Find terms in a project#

# We want to find all the term related to miroc:
ev.find_terms_in_project(expression='mir*', project_id='cmip6plus', selected_term_fields=[])
[DataDescriptorSubSet(id='miroc6', type='source'),
 DataDescriptorSubSet(id='miroc', type='organisation')]

Find terms and collections#

# We want to find the collection named 'institution_id'
items_found = ev.find_items_in_project(expression='instit*', project_id='cmip6plus')
print(f'number of items: {len(items_found)}')
for item in items_found:
    if item.kind == 'collection':
        break
print(item)
number of items: 41
id='institution_id' kind=<ItemKind.COLLECTION: 'collection'> parent_id='cmip6plus'
# But we probably should execute this function:
ev.find_collections_in_project(expression='instit*', project_id='cmip6plus')
[('institution_id',
  {'@context': {'id': '@id',
    'type': '@type',
    '@base': 'https://espri-mod.github.io/mip-cmor-tables/organisation/',
    'organisation': 'https://espri-mod.github.io/mip-cmor-tables/organisation',
    'myprop': 'http://TEST',
    'established': {'@id': 'https://schema.org/foundingDate'}}})]
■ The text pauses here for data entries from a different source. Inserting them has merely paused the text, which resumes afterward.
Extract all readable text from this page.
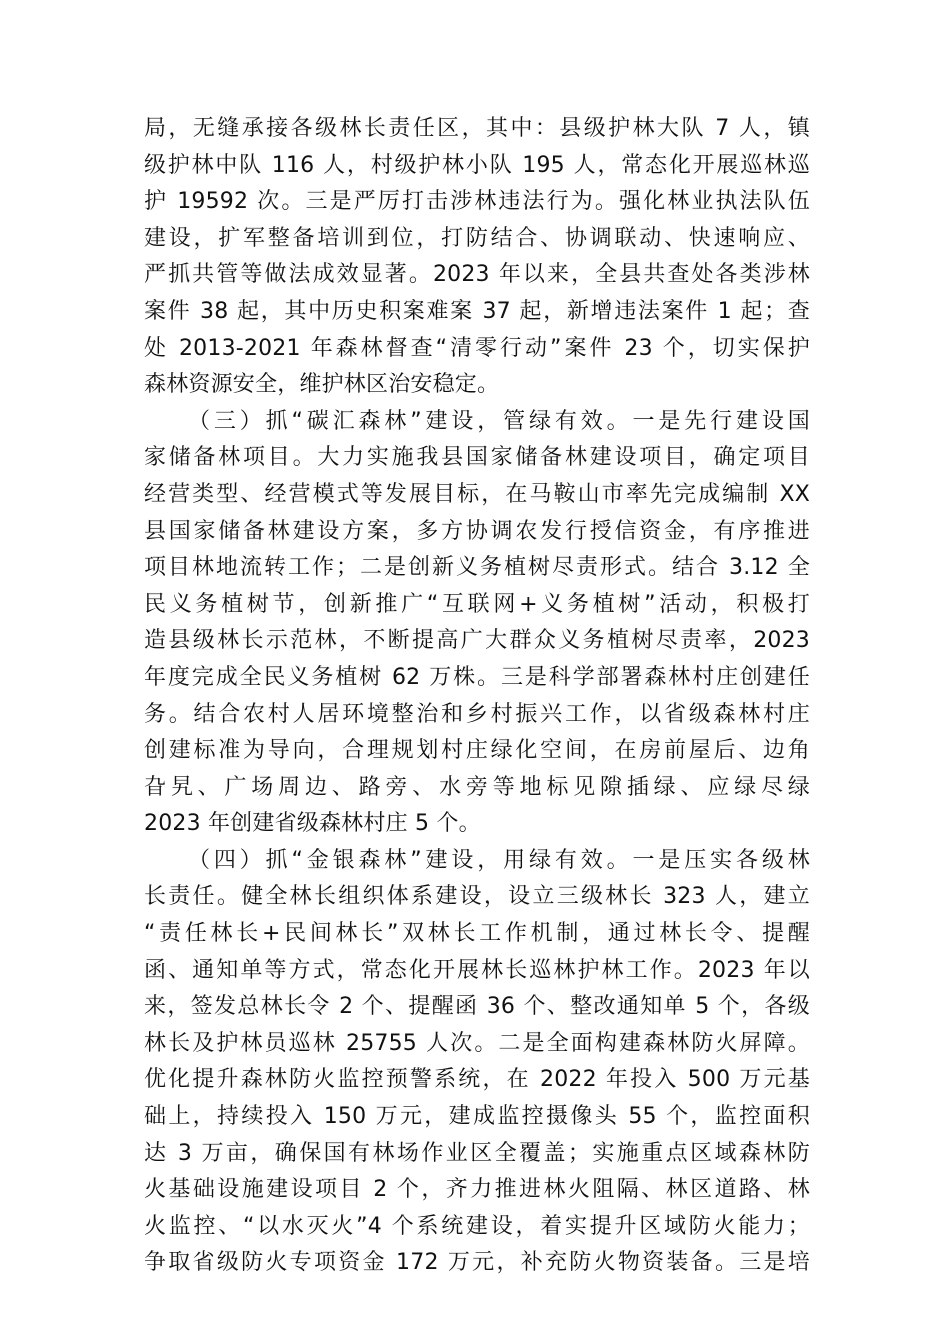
局，无缝承接各级林长责任区，其中：县级护林大队 7 人，镇
级护林中队 116 人，村级护林小队 195 人，常态化开展巡林巡
护 19592 次。三是严厉打击涉林违法行为。强化林业执法队伍
建设，扩军整备培训到位，打防结合、协调联动、快速响应、
严抓共管等做法成效显著。2023 年以来，全县共查处各类涉林
案件 38 起，其中历史积案难案 37 起，新增违法案件 1 起；查
处 2013-2021 年森林督查“清零行动”案件 23 个，切实保护
森林资源安全，维护林区治安稳定。
（三）抓“碳汇森林”建设，管绿有效。一是先行建设国
家储备林项目。大力实施我县国家储备林建设项目，确定项目
经营类型、经营模式等发展目标，在马鞍山市率先完成编制 XX
县国家储备林建设方案，多方协调农发行授信资金，有序推进
项目林地流转工作；二是创新义务植树尽责形式。结合 3.12 全
民义务植树节，创新推广“互联网+义务植树”活动，积极打
造县级林长示范林，不断提高广大群众义务植树尽责率，2023
年度完成全民义务植树 62 万株。三是科学部署森林村庄创建任
务。结合农村人居环境整治和乡村振兴工作，以省级森林村庄
创建标准为导向，合理规划村庄绿化空间，在房前屋后、边角
旮旯、广场周边、路旁、水旁等地标见隙插绿、应绿尽绿
2023 年创建省级森林村庄 5 个。
（四）抓“金银森林”建设，用绿有效。一是压实各级林
长责任。健全林长组织体系建设，设立三级林长 323 人，建立
“责任林长+民间林长”双林长工作机制，通过林长令、提醒
函、通知单等方式，常态化开展林长巡林护林工作。2023 年以
来，签发总林长令 2 个、提醒函 36 个、整改通知单 5 个，各级
林长及护林员巡林 25755 人次。二是全面构建森林防火屏障。
优化提升森林防火监控预警系统，在 2022 年投入 500 万元基
础上，持续投入 150 万元，建成监控摄像头 55 个，监控面积
达 3 万亩，确保国有林场作业区全覆盖；实施重点区域森林防
火基础设施建设项目 2 个，齐力推进林火阻隔、林区道路、林
火监控、“以水灭火”4 个系统建设，着实提升区域防火能力；
争取省级防火专项资金 172 万元，补充防火物资装备。三是培
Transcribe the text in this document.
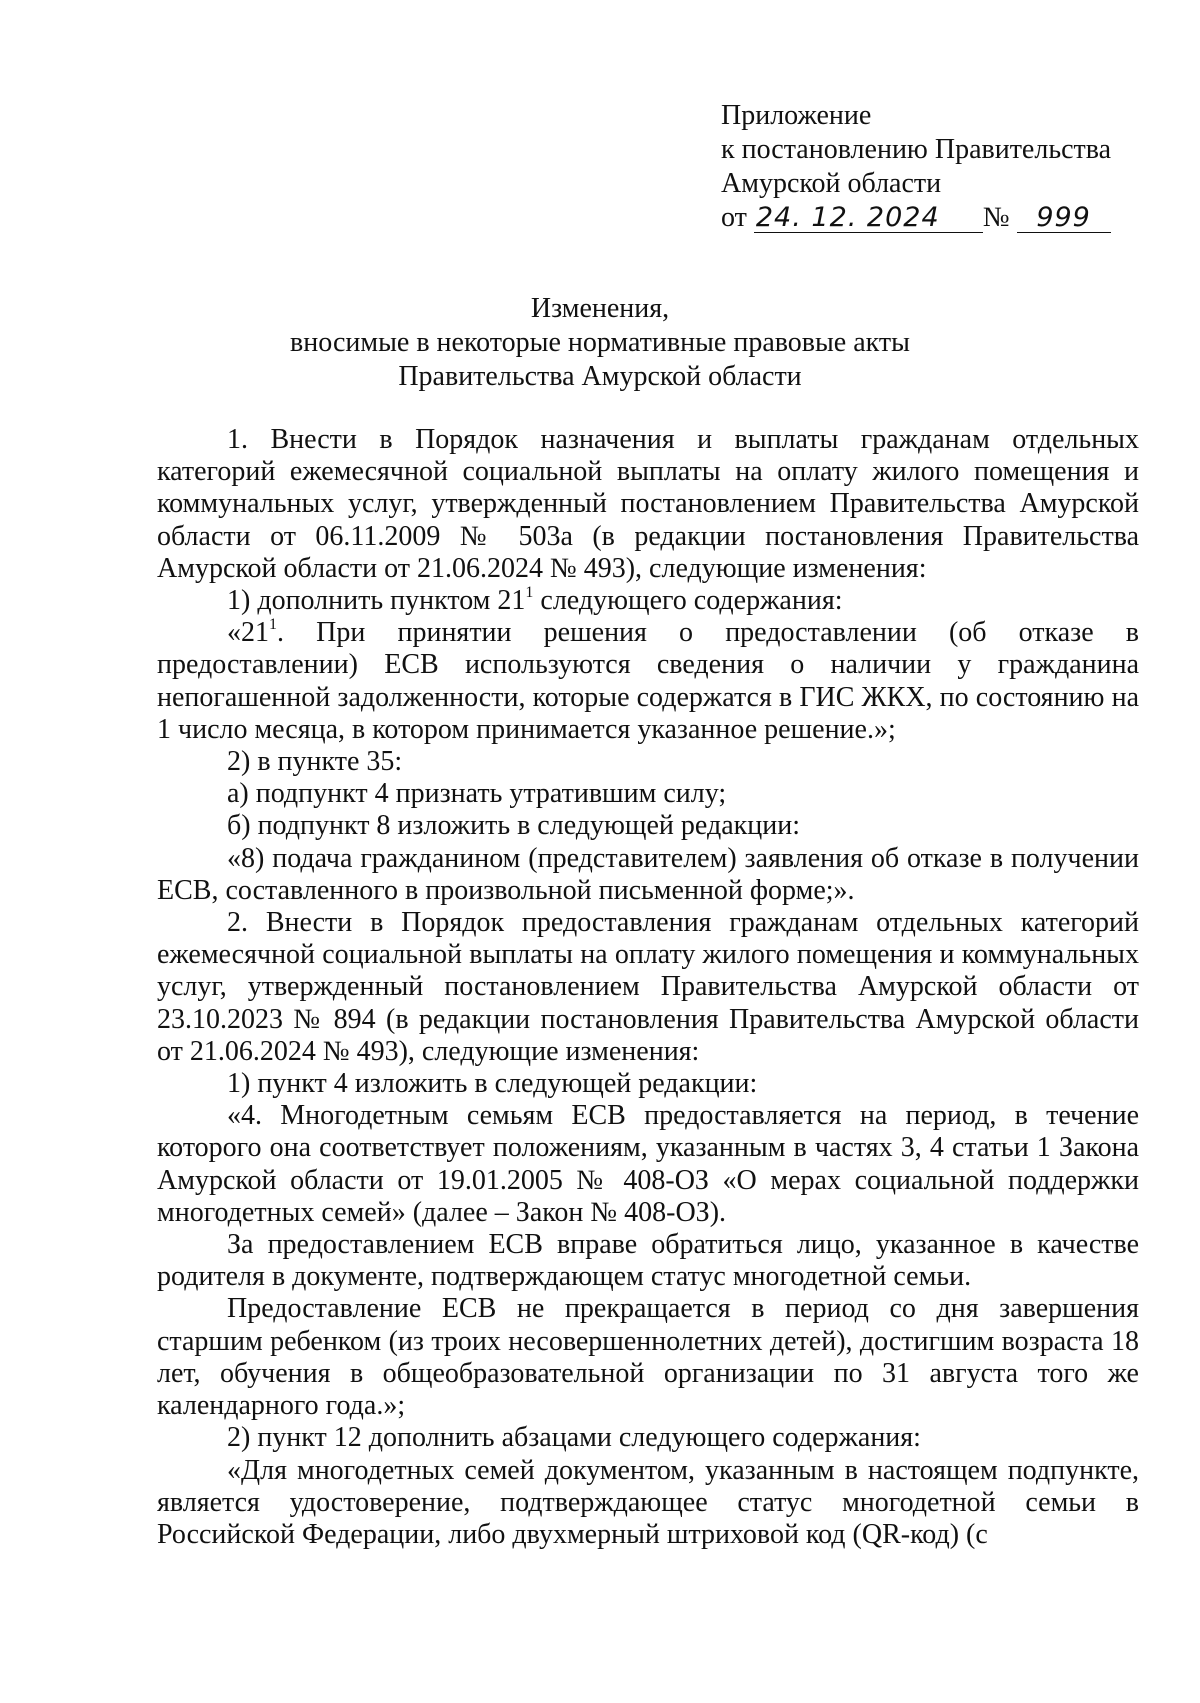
Приложение
к постановлению Правительства
Амурской области
от 24. 12. 2024 № 999
Изменения,
вносимые в некоторые нормативные правовые акты
Правительства Амурской области

1. Внести в Порядок назначения и выплаты гражданам отдельных категорий ежемесячной социальной выплаты на оплату жилого помещения и коммунальных услуг, утвержденный постановлением Правительства Амурской области от 06.11.2009 № 503а (в редакции постановления Правительства Амурской области от 21.06.2024 № 493), следующие изменения:

1) дополнить пунктом $21^1$ следующего содержания:

«$21^1$. При принятии решения о предоставлении (об отказе в предоставлении) ЕСВ используются сведения о наличии у гражданина непогашенной задолженности, которые содержатся в ГИС ЖКХ, по состоянию на 1 число месяца, в котором принимается указанное решение.»;

2) в пункте 35:

а) подпункт 4 признать утратившим силу;

б) подпункт 8 изложить в следующей редакции:

«8) подача гражданином (представителем) заявления об отказе в получении ЕСВ, составленного в произвольной письменной форме;».

2. Внести в Порядок предоставления гражданам отдельных категорий ежемесячной социальной выплаты на оплату жилого помещения и коммунальных услуг, утвержденный постановлением Правительства Амурской области от 23.10.2023 № 894 (в редакции постановления Правительства Амурской области от 21.06.2024 № 493), следующие изменения:

1) пункт 4 изложить в следующей редакции:

«4. Многодетным семьям ЕСВ предоставляется на период, в течение которого она соответствует положениям, указанным в частях 3, 4 статьи 1 Закона Амурской области от 19.01.2005 № 408-ОЗ «О мерах социальной поддержки многодетных семей» (далее – Закон № 408-ОЗ).

За предоставлением ЕСВ вправе обратиться лицо, указанное в качестве родителя в документе, подтверждающем статус многодетной семьи.

Предоставление ЕСВ не прекращается в период со дня завершения старшим ребенком (из троих несовершеннолетних детей), достигшим возраста 18 лет, обучения в общеобразовательной организации по 31 августа того же календарного года.»;

2) пункт 12 дополнить абзацами следующего содержания:

«Для многодетных семей документом, указанным в настоящем подпункте, является удостоверение, подтверждающее статус многодетной семьи в Российской Федерации, либо двухмерный штриховой код (QR-код) (с
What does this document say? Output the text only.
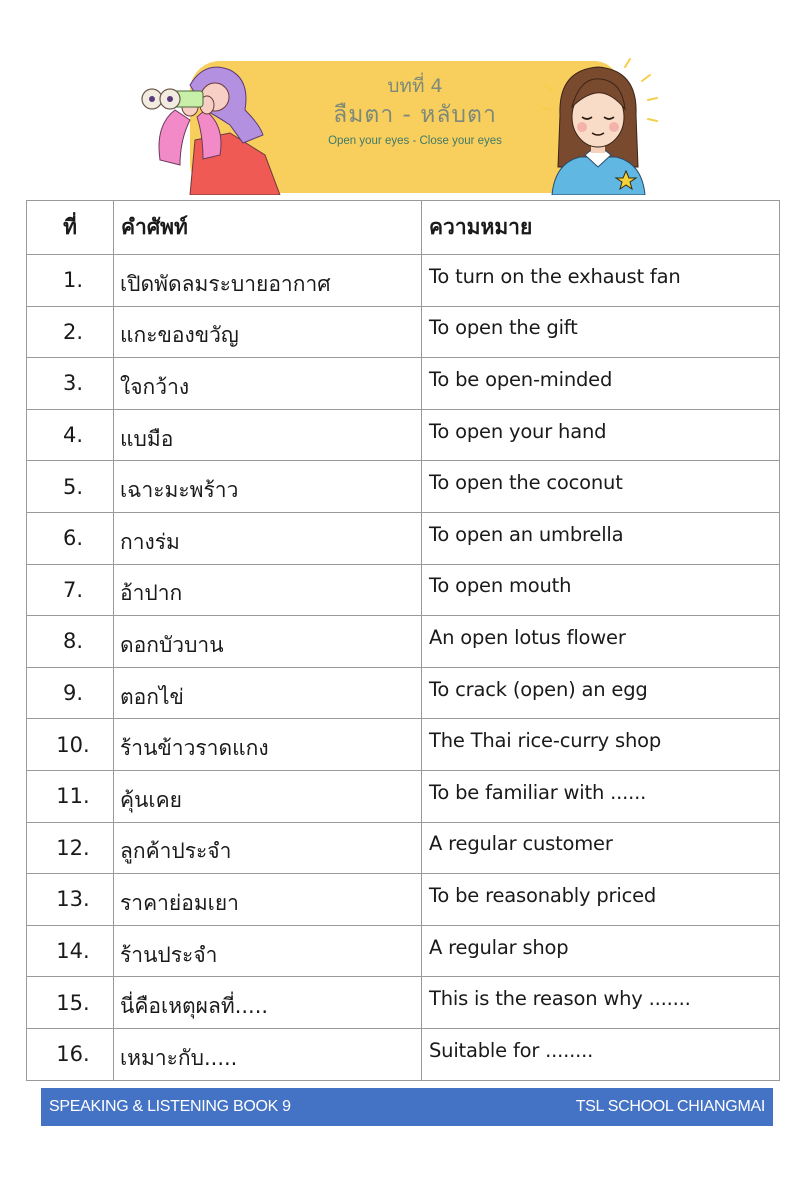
บทที่ 4
ลืมตา - หลับตา
Open your eyes - Close your eyes
ที่	คำศัพท์	ความหมาย
1.	เปิดพัดลมระบายอากาศ	To turn on the exhaust fan
2.	แกะของขวัญ	To open the gift
3.	ใจกว้าง	To be open-minded
4.	แบมือ	To open your hand
5.	เฉาะมะพร้าว	To open the coconut
6.	กางร่ม	To open an umbrella
7.	อ้าปาก	To open mouth
8.	ดอกบัวบาน	An open lotus flower
9.	ตอกไข่	To crack (open) an egg
10.	ร้านข้าวราดแกง	The Thai rice-curry shop
11.	คุ้นเคย	To be familiar with ......
12.	ลูกค้าประจำ	A regular customer
13.	ราคาย่อมเยา	To be reasonably priced
14.	ร้านประจำ	A regular shop
15.	นี่คือเหตุผลที่.....	This is the reason why .......
16.	เหมาะกับ.....	Suitable for ........
SPEAKING & LISTENING BOOK 9	TSL SCHOOL CHIANGMAI
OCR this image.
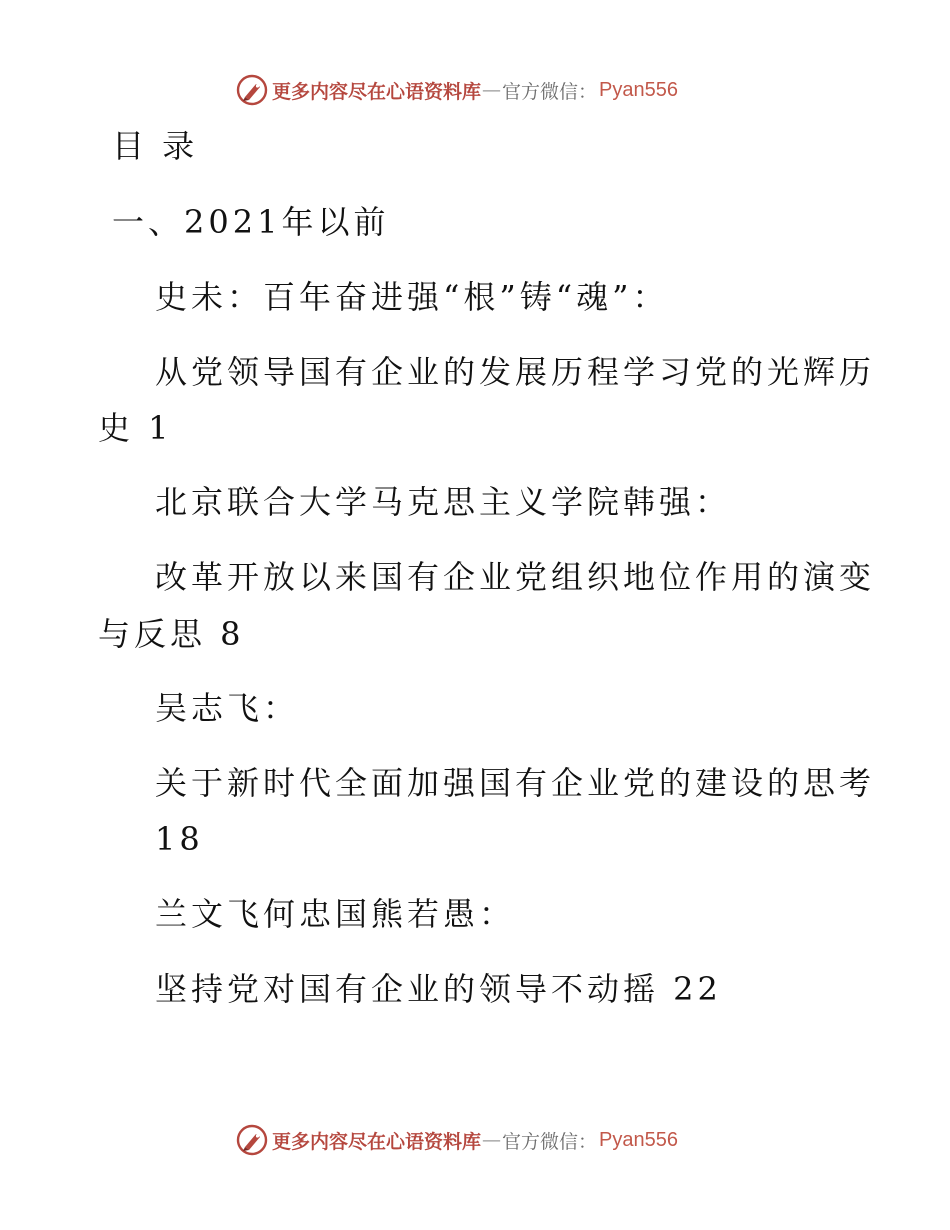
更多内容尽在心语资料库 — 官方微信： Pyan556
目 录
一、2021年以前
史未：百年奋进强“根”铸“魂”：
从党领导国有企业的发展历程学习党的光辉历
史 1
北京联合大学马克思主义学院韩强：
改革开放以来国有企业党组织地位作用的演变
与反思 8
吴志飞：
关于新时代全面加强国有企业党的建设的思考
18
兰文飞何忠国熊若愚：
坚持党对国有企业的领导不动摇 22
更多内容尽在心语资料库 — 官方微信： Pyan556
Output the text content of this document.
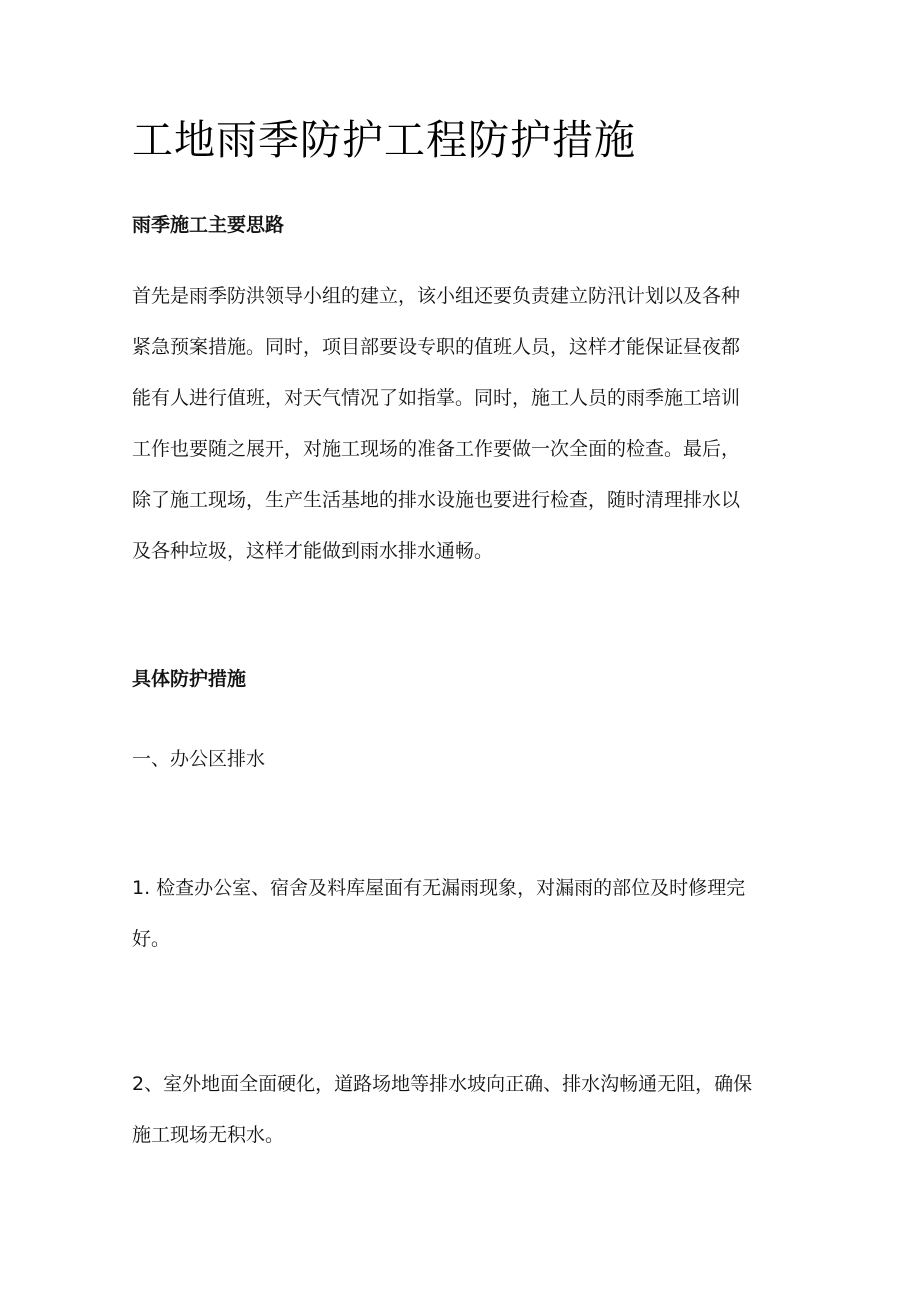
工地雨季防护工程防护措施
雨季施工主要思路
首先是雨季防洪领导小组的建立，该小组还要负责建立防汛计划以及各种
紧急预案措施。同时，项目部要设专职的值班人员，这样才能保证昼夜都
能有人进行值班，对天气情况了如指掌。同时，施工人员的雨季施工培训
工作也要随之展开，对施工现场的准备工作要做一次全面的检查。最后，
除了施工现场，生产生活基地的排水设施也要进行检查，随时清理排水以
及各种垃圾，这样才能做到雨水排水通畅。
具体防护措施
一、办公区排水
1. 检查办公室、宿舍及料库屋面有无漏雨现象，对漏雨的部位及时修理完
好。
2、室外地面全面硬化，道路场地等排水坡向正确、排水沟畅通无阻，确保
施工现场无积水。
Validating string against the project CV#

valid_string = "IPSL" # the standard name of the institution : "Institut Pierre Simon Laplace"
unvalid_string = "ipsl" # NOT the DRS name ! but in that case it is the 'id' of the term

Queries based on the project and the collection ids#

ev.valid_term_in_collection(value=valid_string, project_id="cmip6plus", collection_id="institution_id")
[MatchingTerm(project_id='cmip6plus', collection_id='institution_id', term_id='ipsl')]
ev.valid_term_in_collection(value=unvalid_string, project_id="cmip6plus", collection_id="institution_id")
[]
if ev.valid_term_in_collection(value=valid_string, project_id="cmip6plus", collection_id="institution_id"):
    print("Valid")
else:
    print("Unvalid")
Valid
if ev.valid_term_in_collection(value=unvalid_string, project_id="cmip6plus", collection_id="institution_id"):
    print("Valid")
else:
    print("Unvalid")
Unvalid

Queries based only on the project id#

ev.valid_term_in_project(value=valid_string, project_id="cmip6plus")
[MatchingTerm(project_id='cmip6plus', collection_id='institution_id', term_id='ipsl')]

Across all projects#

print(ev.valid_term_in_all_projects(value=valid_string))
print(ev.valid_term_in_all_projects(value=unvalid_string))
[MatchingTerm(project_id='cmip6', collection_id='institution_id', term_id='ipsl'), MatchingTerm(project_id='cmip6plus', collection_id='institution_id', term_id='ipsl')]
[]